Si a pesar del dominio que ejercerán sobre las elecciones tras la reforma electoral, han decidido convertir los comicios del 27 en un plebiscito de revocación o de refrendo del mandato presidencial, es porque necesitan otro episodio epopéyico para consolidar su imagen popular. Dudo que Alfonso Ramírez Cuéllar haya presentado esa iniciativa de reforma constitucional sin consultarla (con la jefa y/o con el jefe) y dudo que haya un ápice de ingenuidad en ella.

Esa reforma servirá para cerrar el ciclo de creación de un nuevo régimen político con una potente campaña de legitimación previa a las siguientes elecciones y con una bandera única: la continuidad del proyecto de la 4T, refrendada por el pueblo unido en una sola voz. Evitará la fragmentación entre las miles de candidaturas que habrá para las elecciones legislativas, judiciales y locales que concurrirán el mismo día y les permitirá presentarse como un bloque indestructible decidido a combatir a los perversos enemigos de la oposición: su punching bag.

Lo que dudo es que esa campaña esté encabezada por la presidenta Claudia Sheinbaum. De hecho, creo que el líder hubiese preferido volver antes, pero la ominosa revelación sobre el liderazgo de La Barredora se lo impidió: tuvo que guardarse hasta agotar el minado capital político de Adán Augusto López para no salir en su defensa y aparecer como su cómplice. Pero al comenzar el año, ese costo ya se habrá pagado, mientras que la zozobra de la doctora Sheinbaum seguirá aumentando por la inexorable combinación de las violencias criminales, las presiones gringas, las penurias económicas y las redes de corrupción vigentes.

La presidenta tiene muchos frentes abiertos y cada uno de ellos tiene aristas desgastantes. Si esperaran hasta el 28 para preguntar si debe irse, como hoy lo ordena la Constitución, el resultado sería de pronóstico reservado, pues eso sí uniría a todas las oposiciones (partidarias y no partidarias) en una misma causa, sin hacerlas perder identidad. Así que la decisión es impecable: mejor llevar todo al mismo día, con el manido pretexto del ahorro presupuestario, para vencer al enemigo de una vez y para siempre: la blitzkrieg electoral del 27 que nos llevará a la tierra prometida de la historia mexicana sin más demoras ni fantasmas.
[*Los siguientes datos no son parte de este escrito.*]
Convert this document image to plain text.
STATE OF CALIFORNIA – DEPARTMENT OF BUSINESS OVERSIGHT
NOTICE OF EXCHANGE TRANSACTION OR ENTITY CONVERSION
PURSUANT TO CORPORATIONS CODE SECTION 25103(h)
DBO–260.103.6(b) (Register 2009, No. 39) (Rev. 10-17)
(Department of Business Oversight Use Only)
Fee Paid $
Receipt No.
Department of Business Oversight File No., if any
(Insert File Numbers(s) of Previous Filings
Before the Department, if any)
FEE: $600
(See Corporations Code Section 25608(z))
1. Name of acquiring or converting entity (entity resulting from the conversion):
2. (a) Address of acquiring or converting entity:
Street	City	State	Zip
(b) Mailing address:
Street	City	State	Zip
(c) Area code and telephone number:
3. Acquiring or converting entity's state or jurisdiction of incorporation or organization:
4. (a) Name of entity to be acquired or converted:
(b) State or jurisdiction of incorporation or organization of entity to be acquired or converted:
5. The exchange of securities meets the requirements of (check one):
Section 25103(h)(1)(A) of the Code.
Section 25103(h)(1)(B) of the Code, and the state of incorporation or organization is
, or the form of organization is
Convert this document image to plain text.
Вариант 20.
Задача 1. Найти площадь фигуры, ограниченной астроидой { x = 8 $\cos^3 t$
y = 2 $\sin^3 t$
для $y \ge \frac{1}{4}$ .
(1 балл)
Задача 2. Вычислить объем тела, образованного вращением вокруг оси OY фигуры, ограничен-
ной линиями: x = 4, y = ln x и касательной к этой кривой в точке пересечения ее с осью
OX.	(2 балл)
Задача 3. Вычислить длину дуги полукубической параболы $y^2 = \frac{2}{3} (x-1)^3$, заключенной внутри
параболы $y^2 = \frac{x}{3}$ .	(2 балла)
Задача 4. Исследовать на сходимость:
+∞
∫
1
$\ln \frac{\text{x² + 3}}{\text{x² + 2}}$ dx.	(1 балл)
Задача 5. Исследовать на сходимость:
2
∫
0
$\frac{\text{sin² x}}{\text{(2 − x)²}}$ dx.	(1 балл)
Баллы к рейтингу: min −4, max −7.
Sin embargo, esa epopeya reclamará la presencia del caudillo que volverá para cerrar el último eslabón de la cadena que habrá de entrelazar nuestro futuro con el pasado originario de glorias y armonía indígenas. No vendrá a apoyar el triunfo de los suyos, pues ese estará garantizado de antemano gracias a la reforma electoral de Pablo Gómez, sino a dotarlo de la narrativa épica que justificará cada una de las acciones y de las decisiones tomadas como pasos necesarios para llegar, por fin, al Shangri-La de México. Nadie más puede asumir esa tarea que su creador quien, además, concitará la unidad del movimiento: “quien no está conmigo, está contra mí”.

Por lo demás, el líder asumirá todas las cargas y las culpas que quieran achacarse a quienes lo traicionaron, como un mártir dispuesto al sacrificio, sin que esas acusaciones medren en contra del respaldo que merece su colaboradora fiel.

Por supuesto, alguien dirá que la vuelta del caudillo atraerá todos los reflectores y condenará a la doctora Sheinbaum a las sombras. Será verdad. Pero quien lo diga revelará que no puso atención o no escuchó lo suficiente, pues desde el primer día, Claudia Sheinbaum se presentó a sí misma como operadora de un movimiento que no fundó y dijo que su proyecto sería, acaso, edificar el segundo piso de la casa. Nunca quiso romper ni modificar siquiera las formas o el discurso. De modo que el personaje que vinculará las elecciones simultáneas del 2027 no será ella, sino el caudillo.